Mrs. Bennet in turn, tolerates Mr. Bennet's peculiarities as long as he does her bidding, and she both reassures and remonstrates with her daughters by saying, "I do not know how you will ever make him amends for his kindness; or me either for that matter. At our time of life, it is not so pleasant I can tell you, to be making new acquaintance every day, but for your sakes, we would do anything." And the girls themselves would do anything for their sakes as well, it would seem. 

And what effect on the patriarch have all of these estrogen-fueled hi-jinks caused? 

 "Mr. Bennet was so odd a mixture…

of quick parts...

sarcastic humor...

reserve... 

and caprice...
Bruce Jenner outfitted for his upcoming role in the third installment of The Hunger Games
...that the experience of three and twenty years had been insufficient to make his wife understand his character."

Elizabeth feels strongly that her sister Lydia's flightiness among the popular and eligible English officers stationed nearby, and her subsequent elopement with one of them, is to be blamed by parental indulgence.

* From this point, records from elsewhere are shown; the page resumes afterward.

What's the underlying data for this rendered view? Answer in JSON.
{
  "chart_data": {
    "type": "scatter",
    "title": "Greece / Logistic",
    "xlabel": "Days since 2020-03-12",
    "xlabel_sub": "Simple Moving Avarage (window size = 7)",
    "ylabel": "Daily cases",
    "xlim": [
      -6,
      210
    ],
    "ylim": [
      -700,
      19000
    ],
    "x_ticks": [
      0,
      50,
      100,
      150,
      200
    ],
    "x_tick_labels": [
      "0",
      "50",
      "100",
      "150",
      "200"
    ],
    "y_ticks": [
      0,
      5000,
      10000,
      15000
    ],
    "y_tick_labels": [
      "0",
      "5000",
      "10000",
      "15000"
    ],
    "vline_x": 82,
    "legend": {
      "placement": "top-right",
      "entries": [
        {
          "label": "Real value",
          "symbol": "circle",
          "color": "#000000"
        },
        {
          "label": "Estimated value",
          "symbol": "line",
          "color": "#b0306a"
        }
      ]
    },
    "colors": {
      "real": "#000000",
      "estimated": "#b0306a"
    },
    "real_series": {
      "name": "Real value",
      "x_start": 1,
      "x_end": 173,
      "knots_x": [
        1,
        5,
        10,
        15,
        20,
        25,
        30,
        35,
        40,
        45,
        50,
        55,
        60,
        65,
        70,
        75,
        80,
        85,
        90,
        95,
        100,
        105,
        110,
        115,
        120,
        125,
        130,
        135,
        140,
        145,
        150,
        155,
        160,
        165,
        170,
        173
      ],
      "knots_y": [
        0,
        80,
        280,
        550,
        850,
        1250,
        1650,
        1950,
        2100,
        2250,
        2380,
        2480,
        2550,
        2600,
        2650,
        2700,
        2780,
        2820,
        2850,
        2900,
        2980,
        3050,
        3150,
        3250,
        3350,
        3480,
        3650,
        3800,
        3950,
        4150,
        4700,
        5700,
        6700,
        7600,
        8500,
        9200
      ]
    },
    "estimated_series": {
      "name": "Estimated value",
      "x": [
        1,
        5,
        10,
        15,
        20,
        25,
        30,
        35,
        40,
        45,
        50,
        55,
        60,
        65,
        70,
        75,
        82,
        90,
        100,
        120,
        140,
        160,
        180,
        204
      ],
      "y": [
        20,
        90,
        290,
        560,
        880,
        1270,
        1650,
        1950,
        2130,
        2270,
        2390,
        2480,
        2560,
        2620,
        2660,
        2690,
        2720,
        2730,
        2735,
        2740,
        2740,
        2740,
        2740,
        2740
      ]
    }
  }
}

She contends, "Perhaps I am not doing her justice. But she is very young; she has never been taught to think on serious subjects; and for the last half year, nay, for a twelvemonth, she has given up to nothing but amusement and vanity. She has been allowed to dispose of her time in the most idle and frivolous manner, and to adopt any opinions that came in her way."

Although Elizabeth rejects Lydia's offer to help her find a husband among the uniformed celebrities by saying, "I do not particularly like your way of getting husbands", Mrs. Bennet is as happy as a Klam. She has accomplished no fewer than three marriages by the end of that year. All's well that weds well.